The fallacy lies in ignoring the fact that the number of x's being added is not constant. Not only is x changing; the number of x's is also changing.
Before discussing this further, we should dispose of a few less fundamental objections. For instance, it may be objected that the repeated summation definition of x2 is well-defined only for positive x. However, we could extend the definition by using repeated subtraction for negative x. Having made this extension, we are left with the same conundrum.
Another potential objection is that, since the function is defined only when x is an integer, it is not continuous, and therefore not differentiable. A function is said to be differentiable at a point if its derivative exists at that point. Consider, though, what happens if we extend the additive notation to cover positive real x.

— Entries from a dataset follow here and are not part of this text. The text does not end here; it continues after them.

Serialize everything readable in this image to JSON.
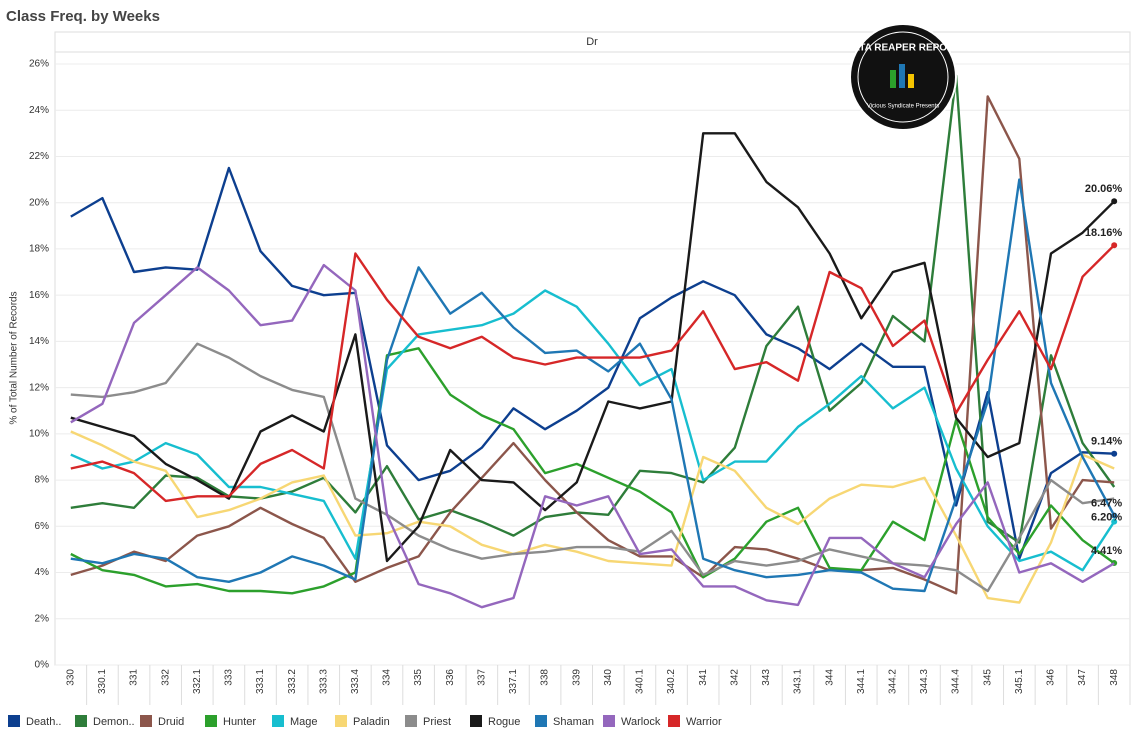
{
  "chart_data": {
    "type": "line",
    "title": "Class Freq. by Weeks",
    "panel_header": "Dr",
    "y_label": "% of Total Number of Records",
    "logo": "DATA REAPER REPORT",
    "logo_subtitle": "Vicious Syndicate Presents",
    "grid": true,
    "ylim": [
      0,
      26
    ],
    "yticks": [
      {
        "value": 0,
        "label": "0%"
      },
      {
        "value": 2,
        "label": "2%"
      },
      {
        "value": 4,
        "label": "4%"
      },
      {
        "value": 6,
        "label": "6%"
      },
      {
        "value": 8,
        "label": "8%"
      },
      {
        "value": 10,
        "label": "10%"
      },
      {
        "value": 12,
        "label": "12%"
      },
      {
        "value": 14,
        "label": "14%"
      },
      {
        "value": 16,
        "label": "16%"
      },
      {
        "value": 18,
        "label": "18%"
      },
      {
        "value": 20,
        "label": "20%"
      },
      {
        "value": 22,
        "label": "22%"
      },
      {
        "value": 24,
        "label": "24%"
      },
      {
        "value": 26,
        "label": "26%"
      }
    ],
    "categories": [
      "330",
      "330.1",
      "331",
      "332",
      "332.1",
      "333",
      "333.1",
      "333.2",
      "333.3",
      "333.4",
      "334",
      "335",
      "336",
      "337",
      "337.1",
      "338",
      "339",
      "340",
      "340.1",
      "340.2",
      "341",
      "342",
      "343",
      "343.1",
      "344",
      "344.1",
      "344.2",
      "344.3",
      "344.4",
      "345",
      "345.1",
      "346",
      "347",
      "348"
    ],
    "series": [
      {
        "name": "Death..",
        "color": "#0d3f8f",
        "values": [
          19.4,
          20.2,
          17.0,
          17.2,
          17.1,
          21.5,
          17.9,
          16.4,
          16.0,
          16.1,
          9.5,
          8.0,
          8.4,
          9.4,
          11.1,
          10.2,
          11.0,
          12.0,
          15.0,
          15.9,
          16.6,
          16.0,
          14.3,
          13.7,
          12.8,
          13.9,
          12.9,
          12.9,
          6.9,
          11.8,
          4.6,
          8.3,
          9.2,
          9.14
        ],
        "value_labels": [
          null,
          null,
          null,
          null,
          null,
          null,
          null,
          null,
          null,
          null,
          null,
          null,
          null,
          null,
          null,
          null,
          null,
          null,
          null,
          null,
          null,
          null,
          null,
          null,
          null,
          null,
          null,
          null,
          null,
          null,
          null,
          null,
          null,
          "9.14%"
        ]
      },
      {
        "name": "Demon..",
        "color": "#2e7d3a",
        "values": [
          6.8,
          7.0,
          6.8,
          8.2,
          8.1,
          7.3,
          7.2,
          7.5,
          8.1,
          6.6,
          8.6,
          6.3,
          6.7,
          6.2,
          5.6,
          6.4,
          6.6,
          6.5,
          8.4,
          8.3,
          7.9,
          9.4,
          13.8,
          15.5,
          11.0,
          12.2,
          15.1,
          14.0,
          25.5,
          6.2,
          5.3,
          13.4,
          9.6,
          7.7
        ]
      },
      {
        "name": "Druid",
        "color": "#8c564b",
        "values": [
          3.9,
          4.3,
          4.9,
          4.5,
          5.6,
          6.0,
          6.8,
          6.1,
          5.5,
          3.6,
          4.2,
          4.7,
          6.6,
          8.1,
          9.6,
          8.0,
          6.6,
          5.4,
          4.7,
          4.7,
          3.8,
          5.1,
          5.0,
          4.6,
          4.1,
          4.1,
          4.2,
          3.7,
          3.1,
          24.6,
          21.9,
          5.9,
          8.0,
          7.9
        ]
      },
      {
        "name": "Hunter",
        "color": "#2ca02c",
        "values": [
          4.8,
          4.1,
          3.9,
          3.4,
          3.5,
          3.2,
          3.2,
          3.1,
          3.4,
          4.0,
          13.4,
          13.7,
          11.7,
          10.8,
          10.2,
          8.3,
          8.7,
          8.1,
          7.5,
          6.6,
          3.8,
          4.6,
          6.2,
          6.8,
          4.2,
          4.1,
          6.2,
          5.4,
          10.6,
          6.4,
          4.8,
          6.9,
          5.4,
          4.41
        ],
        "value_labels": [
          null,
          null,
          null,
          null,
          null,
          null,
          null,
          null,
          null,
          null,
          null,
          null,
          null,
          null,
          null,
          null,
          null,
          null,
          null,
          null,
          null,
          null,
          null,
          null,
          null,
          null,
          null,
          null,
          null,
          null,
          null,
          null,
          null,
          "4.41%"
        ]
      },
      {
        "name": "Mage",
        "color": "#17becf",
        "values": [
          9.1,
          8.5,
          8.8,
          9.6,
          9.1,
          7.7,
          7.7,
          7.4,
          7.1,
          4.6,
          12.8,
          14.3,
          14.5,
          14.7,
          15.2,
          16.2,
          15.5,
          13.9,
          12.1,
          12.8,
          8.0,
          8.8,
          8.8,
          10.3,
          11.3,
          12.5,
          11.1,
          12.0,
          8.5,
          6.0,
          4.5,
          4.9,
          4.1,
          6.2
        ],
        "value_labels": [
          null,
          null,
          null,
          null,
          null,
          null,
          null,
          null,
          null,
          null,
          null,
          null,
          null,
          null,
          null,
          null,
          null,
          null,
          null,
          null,
          null,
          null,
          null,
          null,
          null,
          null,
          null,
          null,
          null,
          null,
          null,
          null,
          null,
          "6.20%"
        ]
      },
      {
        "name": "Paladin",
        "color": "#f7d774",
        "values": [
          10.1,
          9.5,
          8.8,
          8.4,
          6.4,
          6.7,
          7.2,
          7.9,
          8.2,
          5.6,
          5.7,
          6.2,
          6.0,
          5.2,
          4.8,
          5.2,
          4.9,
          4.5,
          4.4,
          4.3,
          9.0,
          8.4,
          6.8,
          6.1,
          7.2,
          7.8,
          7.7,
          8.1,
          5.6,
          2.9,
          2.7,
          5.3,
          9.1,
          8.5
        ]
      },
      {
        "name": "Priest",
        "color": "#8c8c8c",
        "values": [
          11.7,
          11.6,
          11.8,
          12.2,
          13.9,
          13.3,
          12.5,
          11.9,
          11.6,
          7.2,
          6.5,
          5.6,
          5.0,
          4.6,
          4.8,
          4.9,
          5.1,
          5.1,
          4.9,
          5.8,
          3.9,
          4.5,
          4.3,
          4.5,
          5.0,
          4.7,
          4.4,
          4.3,
          4.1,
          3.2,
          5.5,
          8.0,
          7.0,
          7.2
        ]
      },
      {
        "name": "Rogue",
        "color": "#1a1a1a",
        "values": [
          10.7,
          10.3,
          9.9,
          8.7,
          8.0,
          7.2,
          10.1,
          10.8,
          10.1,
          14.3,
          4.5,
          6.0,
          9.3,
          8.0,
          7.9,
          6.7,
          7.9,
          11.4,
          11.1,
          11.4,
          23.0,
          23.0,
          20.9,
          19.8,
          17.8,
          15.0,
          17.0,
          17.4,
          10.7,
          9.0,
          9.6,
          17.8,
          18.7,
          20.06
        ],
        "value_labels": [
          null,
          null,
          null,
          null,
          null,
          null,
          null,
          null,
          null,
          null,
          null,
          null,
          null,
          null,
          null,
          null,
          null,
          null,
          null,
          null,
          null,
          null,
          null,
          null,
          null,
          null,
          null,
          null,
          null,
          null,
          null,
          null,
          null,
          "20.06%"
        ]
      },
      {
        "name": "Shaman",
        "color": "#1f77b4",
        "values": [
          4.6,
          4.4,
          4.8,
          4.6,
          3.8,
          3.6,
          4.0,
          4.7,
          4.3,
          3.7,
          13.2,
          17.2,
          15.2,
          16.1,
          14.6,
          13.5,
          13.6,
          12.7,
          13.9,
          11.5,
          4.6,
          4.1,
          3.8,
          3.9,
          4.1,
          4.0,
          3.3,
          3.2,
          7.2,
          11.4,
          21.0,
          12.2,
          9.0,
          6.47
        ],
        "value_labels": [
          null,
          null,
          null,
          null,
          null,
          null,
          null,
          null,
          null,
          null,
          null,
          null,
          null,
          null,
          null,
          null,
          null,
          null,
          null,
          null,
          null,
          null,
          null,
          null,
          null,
          null,
          null,
          null,
          null,
          null,
          null,
          null,
          null,
          "6.47%"
        ]
      },
      {
        "name": "Warlock",
        "color": "#9467bd",
        "values": [
          10.5,
          11.3,
          14.8,
          16.0,
          17.2,
          16.2,
          14.7,
          14.9,
          17.3,
          16.2,
          6.5,
          3.5,
          3.1,
          2.5,
          2.9,
          7.3,
          6.9,
          7.3,
          4.8,
          5.0,
          3.4,
          3.4,
          2.8,
          2.6,
          5.5,
          5.5,
          4.4,
          3.8,
          6.1,
          7.9,
          4.0,
          4.4,
          3.6,
          4.4
        ]
      },
      {
        "name": "Warrior",
        "color": "#d62728",
        "values": [
          8.5,
          8.8,
          8.3,
          7.1,
          7.3,
          7.3,
          8.7,
          9.3,
          8.5,
          17.8,
          15.8,
          14.2,
          13.7,
          14.2,
          13.3,
          13.0,
          13.3,
          13.3,
          13.3,
          13.6,
          15.3,
          12.8,
          13.1,
          12.3,
          17.0,
          16.3,
          13.8,
          14.9,
          10.9,
          13.2,
          15.3,
          12.8,
          16.8,
          18.16
        ],
        "value_labels": [
          null,
          null,
          null,
          null,
          null,
          null,
          null,
          null,
          null,
          null,
          null,
          null,
          null,
          null,
          null,
          null,
          null,
          null,
          null,
          null,
          null,
          null,
          null,
          null,
          null,
          null,
          null,
          null,
          null,
          null,
          null,
          null,
          null,
          "18.16%"
        ]
      }
    ]
  }
}
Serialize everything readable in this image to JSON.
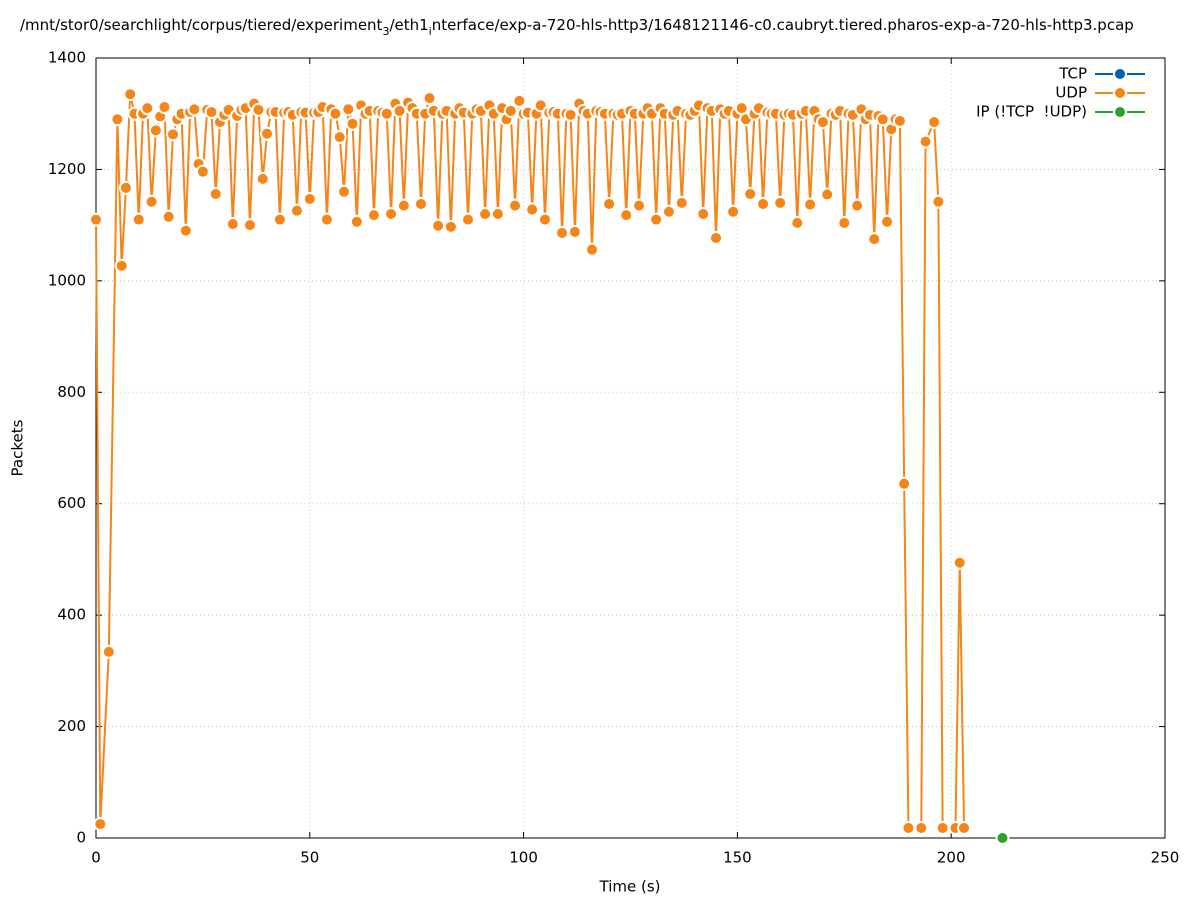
{
  "chart_data": {
    "type": "line",
    "title": [
      "/mnt/stor0/searchlight/corpus/tiered/experiment",
      "3",
      "/eth1",
      "i",
      "nterface/exp-a-720-hls-http3/1648121146-c0.caubryt.tiered.pharos-exp-a-720-hls-http3.pcap"
    ],
    "xlabel": "Time (s)",
    "ylabel": "Packets",
    "xlim": [
      0,
      250
    ],
    "xticks": [
      0,
      50,
      100,
      150,
      200,
      250
    ],
    "ylim": [
      0,
      1400
    ],
    "yticks": [
      0,
      200,
      400,
      600,
      800,
      1000,
      1200,
      1400
    ],
    "grid": true,
    "legend": "top-right",
    "series": [
      {
        "name": "TCP",
        "color": "#0060ad",
        "x": [],
        "values": []
      },
      {
        "name": "UDP",
        "color": "#f58518",
        "x": [
          0,
          1,
          3,
          5,
          6,
          7,
          8,
          9,
          10,
          11,
          12,
          13,
          14,
          15,
          16,
          17,
          18,
          19,
          20,
          21,
          22,
          23,
          24,
          25,
          26,
          27,
          28,
          29,
          30,
          31,
          32,
          33,
          34,
          35,
          36,
          37,
          38,
          39,
          40,
          41,
          42,
          43,
          44,
          45,
          46,
          47,
          48,
          49,
          50,
          51,
          52,
          53,
          54,
          55,
          56,
          57,
          58,
          59,
          60,
          61,
          62,
          63,
          64,
          65,
          66,
          67,
          68,
          69,
          70,
          71,
          72,
          73,
          74,
          75,
          76,
          77,
          78,
          79,
          80,
          81,
          82,
          83,
          84,
          85,
          86,
          87,
          88,
          89,
          90,
          91,
          92,
          93,
          94,
          95,
          96,
          97,
          98,
          99,
          100,
          101,
          102,
          103,
          104,
          105,
          106,
          107,
          108,
          109,
          110,
          111,
          112,
          113,
          114,
          115,
          116,
          117,
          118,
          119,
          120,
          121,
          122,
          123,
          124,
          125,
          126,
          127,
          128,
          129,
          130,
          131,
          132,
          133,
          134,
          135,
          136,
          137,
          138,
          139,
          140,
          141,
          142,
          143,
          144,
          145,
          146,
          147,
          148,
          149,
          150,
          151,
          152,
          153,
          154,
          155,
          156,
          157,
          158,
          159,
          160,
          161,
          162,
          163,
          164,
          165,
          166,
          167,
          168,
          169,
          170,
          171,
          172,
          173,
          174,
          175,
          176,
          177,
          178,
          179,
          180,
          181,
          182,
          183,
          184,
          185,
          186,
          187,
          188,
          189,
          190,
          191,
          192,
          193,
          194,
          196,
          197,
          198,
          199,
          200,
          201,
          202,
          203
        ],
        "values": [
          1110,
          25,
          334,
          1290,
          1027,
          1167,
          1335,
          1300,
          1110,
          1300,
          1310,
          1142,
          1270,
          1295,
          1312,
          1115,
          1263,
          1290,
          1300,
          1090,
          1303,
          1308,
          1210,
          1196,
          1307,
          1303,
          1156,
          1285,
          1298,
          1307,
          1102,
          1296,
          1307,
          1310,
          1100,
          1318,
          1307,
          1183,
          1264,
          1303,
          1303,
          1110,
          1302,
          1303,
          1298,
          1126,
          1303,
          1302,
          1147,
          1302,
          1303,
          1312,
          1110,
          1308,
          1300,
          1258,
          1160,
          1308,
          1282,
          1106,
          1315,
          1300,
          1305,
          1118,
          1305,
          1302,
          1300,
          1120,
          1318,
          1305,
          1135,
          1320,
          1310,
          1300,
          1138,
          1300,
          1328,
          1305,
          1099,
          1300,
          1305,
          1097,
          1300,
          1310,
          1302,
          1110,
          1300,
          1308,
          1305,
          1120,
          1315,
          1300,
          1120,
          1310,
          1290,
          1305,
          1135,
          1323,
          1300,
          1302,
          1128,
          1300,
          1315,
          1110,
          1302,
          1303,
          1300,
          1086,
          1300,
          1298,
          1088,
          1318,
          1305,
          1300,
          1056,
          1305,
          1303,
          1300,
          1138,
          1300,
          1298,
          1300,
          1118,
          1305,
          1300,
          1135,
          1300,
          1310,
          1300,
          1110,
          1310,
          1300,
          1124,
          1298,
          1305,
          1140,
          1300,
          1298,
          1305,
          1315,
          1120,
          1310,
          1305,
          1077,
          1308,
          1300,
          1305,
          1124,
          1300,
          1310,
          1290,
          1156,
          1300,
          1310,
          1138,
          1302,
          1300,
          1300,
          1140,
          1298,
          1300,
          1298,
          1104,
          1300,
          1305,
          1137,
          1305,
          1290,
          1285,
          1155,
          1300,
          1298,
          1305,
          1104,
          1300,
          1298,
          1135,
          1308,
          1290,
          1298,
          1075,
          1296,
          1290,
          1106,
          1272,
          1290,
          1287,
          636,
          18,
          null,
          null,
          18,
          1250,
          1285,
          1142,
          18,
          null,
          null,
          18,
          494,
          18
        ]
      },
      {
        "name": "IP (!TCP  !UDP)",
        "color": "#2ca02c",
        "x": [
          212
        ],
        "values": [
          0
        ]
      }
    ]
  }
}
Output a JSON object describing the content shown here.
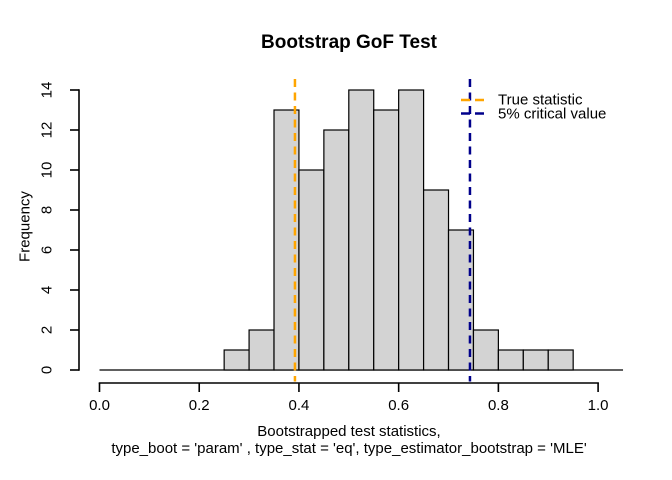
{
  "chart_data": {
    "type": "histogram",
    "title": "Bootstrap GoF Test",
    "ylabel": "Frequency",
    "xlabel_line1": "Bootstrapped test statistics,",
    "xlabel_line2": "type_boot = 'param' , type_stat = 'eq', type_estimator_bootstrap = 'MLE'",
    "bin_width": 0.05,
    "bin_starts": [
      0,
      0.05,
      0.1,
      0.15,
      0.2,
      0.25,
      0.3,
      0.35,
      0.4,
      0.45,
      0.5,
      0.55,
      0.6,
      0.65,
      0.7,
      0.75,
      0.8,
      0.85,
      0.9,
      0.95,
      1.0
    ],
    "counts": [
      0,
      0,
      0,
      0,
      0,
      1,
      2,
      13,
      10,
      12,
      14,
      13,
      14,
      9,
      7,
      2,
      1,
      1,
      1,
      0,
      0
    ],
    "total_count": 100,
    "break_min": 0,
    "break_max": 1.05,
    "xlim": [
      0,
      1
    ],
    "ylim": [
      0,
      14
    ],
    "x_ticks": [
      0,
      0.2,
      0.4,
      0.6,
      0.8,
      1
    ],
    "x_tick_labels": [
      "0.0",
      "0.2",
      "0.4",
      "0.6",
      "0.8",
      "1.0"
    ],
    "y_ticks": [
      0,
      2,
      4,
      6,
      8,
      10,
      12,
      14
    ],
    "y_tick_labels": [
      "0",
      "2",
      "4",
      "6",
      "8",
      "10",
      "12",
      "14"
    ],
    "grid": "off",
    "bar_fill": "#D3D3D3",
    "bar_stroke": "#000000",
    "axis_color": "#000000",
    "vlines": [
      {
        "name": "true-statistic",
        "value": 0.392,
        "color": "#FFA500",
        "linetype": "dashed",
        "label": "True statistic"
      },
      {
        "name": "critical-value-5pct",
        "value": 0.743,
        "color": "#00008B",
        "linetype": "dashed",
        "label": "5% critical value"
      }
    ],
    "legend": {
      "position": "topright",
      "border": "none",
      "items": [
        {
          "label": "True statistic",
          "color": "#FFA500"
        },
        {
          "label": "5% critical value",
          "color": "#00008B"
        }
      ]
    }
  }
}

For example, if x = 2.4, we write f(x) = x + x + 0.4x. If x = 2.5, we write f(x) = x + x + 0.5x, and so on.
Now, having restored continuity, we can again pose the question: why is the derivative of this function at x = 2.4 not equal to 1 + 1 + 0.4? The reason, as indicated above, is that we are ignoring the fact that the number of x's being added is also changing.
To make this even clearer, consider that the above extension is equivalent to the following definition: f(x) at x = 2.4 is defined as 2.4x, at x = 2.5 it is defined as 2.5x, and so on. In other words, at x = a, f(x) = a· a.
The derivative at x = a is defined as the limit, as h tends to zero, of [f(a+h) − f(a)] / h.
The fallacy lies in writing f(a+h) as a· (a+h). (From which f'(a) = a.)
The correct formulation is: f(a+h) = (a+h)· (a+h). Expanding, we find f'(a) = 2a, as expected!